I write about these events by way of confession, acknowledging that we absolutely should have done better by each of those patients. But I also want to tease apart the systemic factors that force our hands to cause even more pain. The reality of the health care system, with backed-up operating rooms and insufficient staffing, is one that sometimes compels us to make compromises around patients’ pain in lieu of advancing their care in a timely fashion. But it isn’t even just that simple. How do we quantify the pain the men with perianal abscesses would have endured while waiting an additional 24 hours for their procedures and compare that to the pain I inflicted on them at the bedside? My own discomfort would have been lessened by doing the procedures in the OR, by operating on “sleeping” patients, but I do question whether theirs would have. In the case of the man needing a dressing change, I’m more confident that he would have been better off waiting. There was no rush to his procedure, other than our own desire to check off to-dos on our ever-growing list. Then again, with him in the OR under anesthesia the next day, who else would have had to wait their turn for surgery?
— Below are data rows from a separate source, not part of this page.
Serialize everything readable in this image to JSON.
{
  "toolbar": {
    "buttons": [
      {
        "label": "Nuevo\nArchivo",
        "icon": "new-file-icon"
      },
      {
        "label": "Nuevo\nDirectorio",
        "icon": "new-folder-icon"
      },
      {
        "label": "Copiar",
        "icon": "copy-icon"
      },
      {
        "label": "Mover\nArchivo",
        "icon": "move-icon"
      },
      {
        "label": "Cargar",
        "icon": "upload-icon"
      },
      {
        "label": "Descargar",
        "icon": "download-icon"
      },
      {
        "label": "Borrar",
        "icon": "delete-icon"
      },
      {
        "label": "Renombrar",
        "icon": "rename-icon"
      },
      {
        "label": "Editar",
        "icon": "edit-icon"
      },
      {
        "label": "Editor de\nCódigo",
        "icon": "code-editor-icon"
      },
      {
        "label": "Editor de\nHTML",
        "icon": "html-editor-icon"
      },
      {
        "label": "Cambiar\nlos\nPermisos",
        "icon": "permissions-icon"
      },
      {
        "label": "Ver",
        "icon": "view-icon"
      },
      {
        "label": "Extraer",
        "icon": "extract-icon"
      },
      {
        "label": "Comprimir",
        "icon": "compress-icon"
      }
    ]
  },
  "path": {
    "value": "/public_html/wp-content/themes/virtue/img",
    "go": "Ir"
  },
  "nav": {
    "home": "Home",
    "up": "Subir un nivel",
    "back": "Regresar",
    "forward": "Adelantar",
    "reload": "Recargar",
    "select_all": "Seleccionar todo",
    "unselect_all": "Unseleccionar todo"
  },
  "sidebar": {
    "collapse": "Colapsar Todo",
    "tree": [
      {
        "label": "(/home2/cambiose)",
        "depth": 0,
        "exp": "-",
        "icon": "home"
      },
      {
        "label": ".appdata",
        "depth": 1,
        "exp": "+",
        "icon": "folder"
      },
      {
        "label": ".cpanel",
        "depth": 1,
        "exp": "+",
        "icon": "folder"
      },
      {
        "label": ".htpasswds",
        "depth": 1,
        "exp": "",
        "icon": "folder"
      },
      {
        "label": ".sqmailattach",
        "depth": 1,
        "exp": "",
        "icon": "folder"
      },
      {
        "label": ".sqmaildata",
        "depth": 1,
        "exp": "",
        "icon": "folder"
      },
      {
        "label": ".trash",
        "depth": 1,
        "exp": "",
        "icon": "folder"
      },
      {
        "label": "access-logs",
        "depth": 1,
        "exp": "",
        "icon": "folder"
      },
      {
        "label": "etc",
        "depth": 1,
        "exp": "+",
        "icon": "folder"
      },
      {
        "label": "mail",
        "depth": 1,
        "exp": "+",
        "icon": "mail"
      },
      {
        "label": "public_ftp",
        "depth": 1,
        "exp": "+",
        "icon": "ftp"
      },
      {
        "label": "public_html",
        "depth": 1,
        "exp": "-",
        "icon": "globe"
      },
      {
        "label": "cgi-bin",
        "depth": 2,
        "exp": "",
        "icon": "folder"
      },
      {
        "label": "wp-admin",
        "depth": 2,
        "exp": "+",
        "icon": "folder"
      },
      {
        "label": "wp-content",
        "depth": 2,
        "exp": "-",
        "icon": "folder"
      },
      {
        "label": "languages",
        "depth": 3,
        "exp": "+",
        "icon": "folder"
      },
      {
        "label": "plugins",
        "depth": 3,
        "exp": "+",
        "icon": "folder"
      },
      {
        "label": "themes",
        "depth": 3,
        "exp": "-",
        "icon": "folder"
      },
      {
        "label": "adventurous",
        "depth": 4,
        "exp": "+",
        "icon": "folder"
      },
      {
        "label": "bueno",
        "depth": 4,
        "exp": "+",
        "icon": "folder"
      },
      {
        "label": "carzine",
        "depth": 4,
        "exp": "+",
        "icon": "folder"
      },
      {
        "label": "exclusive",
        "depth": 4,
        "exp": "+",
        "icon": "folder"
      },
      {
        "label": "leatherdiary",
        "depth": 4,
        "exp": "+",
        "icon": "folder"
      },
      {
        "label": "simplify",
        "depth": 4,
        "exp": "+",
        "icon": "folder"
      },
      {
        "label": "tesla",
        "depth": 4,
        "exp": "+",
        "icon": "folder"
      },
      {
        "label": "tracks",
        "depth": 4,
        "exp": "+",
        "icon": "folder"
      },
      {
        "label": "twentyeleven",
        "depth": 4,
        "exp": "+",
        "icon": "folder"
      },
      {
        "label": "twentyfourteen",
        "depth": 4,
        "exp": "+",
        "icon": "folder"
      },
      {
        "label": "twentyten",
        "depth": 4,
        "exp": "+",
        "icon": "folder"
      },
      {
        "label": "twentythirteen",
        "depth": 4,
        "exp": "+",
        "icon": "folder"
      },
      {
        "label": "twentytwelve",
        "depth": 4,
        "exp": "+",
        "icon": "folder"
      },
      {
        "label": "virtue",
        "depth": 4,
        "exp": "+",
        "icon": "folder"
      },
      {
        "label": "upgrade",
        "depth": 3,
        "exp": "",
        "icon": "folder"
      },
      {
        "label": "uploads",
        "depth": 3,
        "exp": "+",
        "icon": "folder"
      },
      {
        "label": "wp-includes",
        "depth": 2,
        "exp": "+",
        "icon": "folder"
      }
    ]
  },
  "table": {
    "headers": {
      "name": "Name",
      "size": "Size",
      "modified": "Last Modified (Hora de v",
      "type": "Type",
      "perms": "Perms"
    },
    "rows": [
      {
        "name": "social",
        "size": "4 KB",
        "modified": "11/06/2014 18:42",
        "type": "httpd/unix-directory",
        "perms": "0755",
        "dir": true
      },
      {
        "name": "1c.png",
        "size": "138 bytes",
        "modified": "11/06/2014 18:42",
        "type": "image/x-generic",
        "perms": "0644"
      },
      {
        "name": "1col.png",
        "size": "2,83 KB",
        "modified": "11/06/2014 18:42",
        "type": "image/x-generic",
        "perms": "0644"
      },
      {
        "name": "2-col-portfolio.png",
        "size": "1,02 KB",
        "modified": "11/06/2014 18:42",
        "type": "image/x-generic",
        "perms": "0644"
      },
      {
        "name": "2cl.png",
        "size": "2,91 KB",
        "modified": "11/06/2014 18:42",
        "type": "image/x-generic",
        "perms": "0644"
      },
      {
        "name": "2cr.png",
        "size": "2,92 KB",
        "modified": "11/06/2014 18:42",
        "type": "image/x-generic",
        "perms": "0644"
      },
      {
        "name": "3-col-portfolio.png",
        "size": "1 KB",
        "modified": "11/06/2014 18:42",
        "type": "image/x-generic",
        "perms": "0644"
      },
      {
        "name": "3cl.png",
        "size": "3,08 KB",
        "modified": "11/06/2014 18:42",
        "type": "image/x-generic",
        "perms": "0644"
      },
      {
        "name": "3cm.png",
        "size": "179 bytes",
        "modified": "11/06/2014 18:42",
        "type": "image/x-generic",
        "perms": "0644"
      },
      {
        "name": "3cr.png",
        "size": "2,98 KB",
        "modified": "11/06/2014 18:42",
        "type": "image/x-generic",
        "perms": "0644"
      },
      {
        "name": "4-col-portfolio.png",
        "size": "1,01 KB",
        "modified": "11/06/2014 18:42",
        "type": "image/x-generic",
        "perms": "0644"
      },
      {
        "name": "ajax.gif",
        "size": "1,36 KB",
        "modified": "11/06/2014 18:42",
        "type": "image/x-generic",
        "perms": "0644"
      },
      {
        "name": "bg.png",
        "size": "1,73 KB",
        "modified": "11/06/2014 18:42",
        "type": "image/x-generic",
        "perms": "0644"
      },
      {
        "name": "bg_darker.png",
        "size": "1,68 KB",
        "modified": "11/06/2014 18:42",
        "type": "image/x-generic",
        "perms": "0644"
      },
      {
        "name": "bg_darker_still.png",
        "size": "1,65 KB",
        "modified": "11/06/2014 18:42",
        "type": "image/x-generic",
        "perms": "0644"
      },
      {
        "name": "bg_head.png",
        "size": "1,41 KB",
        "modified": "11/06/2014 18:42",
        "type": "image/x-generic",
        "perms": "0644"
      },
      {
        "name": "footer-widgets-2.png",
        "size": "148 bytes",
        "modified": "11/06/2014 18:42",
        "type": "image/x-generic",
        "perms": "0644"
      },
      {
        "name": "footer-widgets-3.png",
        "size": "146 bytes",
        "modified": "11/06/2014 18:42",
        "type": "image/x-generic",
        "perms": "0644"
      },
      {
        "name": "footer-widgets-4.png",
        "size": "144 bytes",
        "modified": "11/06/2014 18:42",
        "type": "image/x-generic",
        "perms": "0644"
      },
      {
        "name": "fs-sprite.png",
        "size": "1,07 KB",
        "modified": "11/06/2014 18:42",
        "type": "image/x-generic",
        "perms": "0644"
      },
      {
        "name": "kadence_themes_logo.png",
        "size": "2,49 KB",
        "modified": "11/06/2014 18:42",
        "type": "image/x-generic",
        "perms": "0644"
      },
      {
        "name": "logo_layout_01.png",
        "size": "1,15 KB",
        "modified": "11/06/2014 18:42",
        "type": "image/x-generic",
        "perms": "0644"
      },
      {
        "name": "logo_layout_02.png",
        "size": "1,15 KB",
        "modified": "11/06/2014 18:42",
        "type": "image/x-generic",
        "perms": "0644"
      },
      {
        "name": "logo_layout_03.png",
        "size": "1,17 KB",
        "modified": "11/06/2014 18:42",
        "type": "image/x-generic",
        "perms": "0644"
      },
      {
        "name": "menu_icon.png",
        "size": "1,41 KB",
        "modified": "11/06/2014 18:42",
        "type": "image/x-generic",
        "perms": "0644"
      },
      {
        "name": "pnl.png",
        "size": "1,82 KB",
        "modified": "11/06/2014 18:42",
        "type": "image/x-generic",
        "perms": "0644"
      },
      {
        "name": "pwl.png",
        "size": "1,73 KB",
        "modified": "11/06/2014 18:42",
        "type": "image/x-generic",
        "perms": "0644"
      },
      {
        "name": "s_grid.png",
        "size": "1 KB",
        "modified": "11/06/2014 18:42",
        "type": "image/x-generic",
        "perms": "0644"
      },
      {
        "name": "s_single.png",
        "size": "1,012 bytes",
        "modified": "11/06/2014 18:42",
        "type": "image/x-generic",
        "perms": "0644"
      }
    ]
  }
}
Identifying the harm we, as clinicians, cause can be a challenge; and much of the harm I witness or inflict exists somewhere in the grey zone between avoidable and unavoidable. On Yom Kippur we, as Jews, chant a list of possible sins. As a community, we assume one another’s faults. Although I may not have stolen in the prior year, I still stand beside others and pound on my chest as I say Gazalnu, we have stolen. I wonder if there’s an equivalent for doctors, a way to cover our bases, and to collectively acknowledge our faults. Instead of pretending like we “Do No Harm,” I’d rather we stand together and announce those possible harms, year after year, recognizing the inevitable pain that’s part of our practice. We should vow only to do better, without any false promises.

In some ways the weekly morbidity and mortality conference (known as M&M) is the surgeons’ opportunity to stand up and announce our faults. But this only covers the major bases: times that our actions lead to a patient’s declining health or death. What about the less-visible harms? The way we talked a patient into a painful bedside dressing change or the way I cut into barely numbed skin, hurting the men and risking my own safety in taking a scalpel to a moving body. What about the ways I occasionally snap at nurses or gossip with colleagues? To whom do I confess these sins? Who will share in my wrongdoing? Who will hold me accountable?


I feel oddly alone despite knowing that every one of us has done our fair share of harm.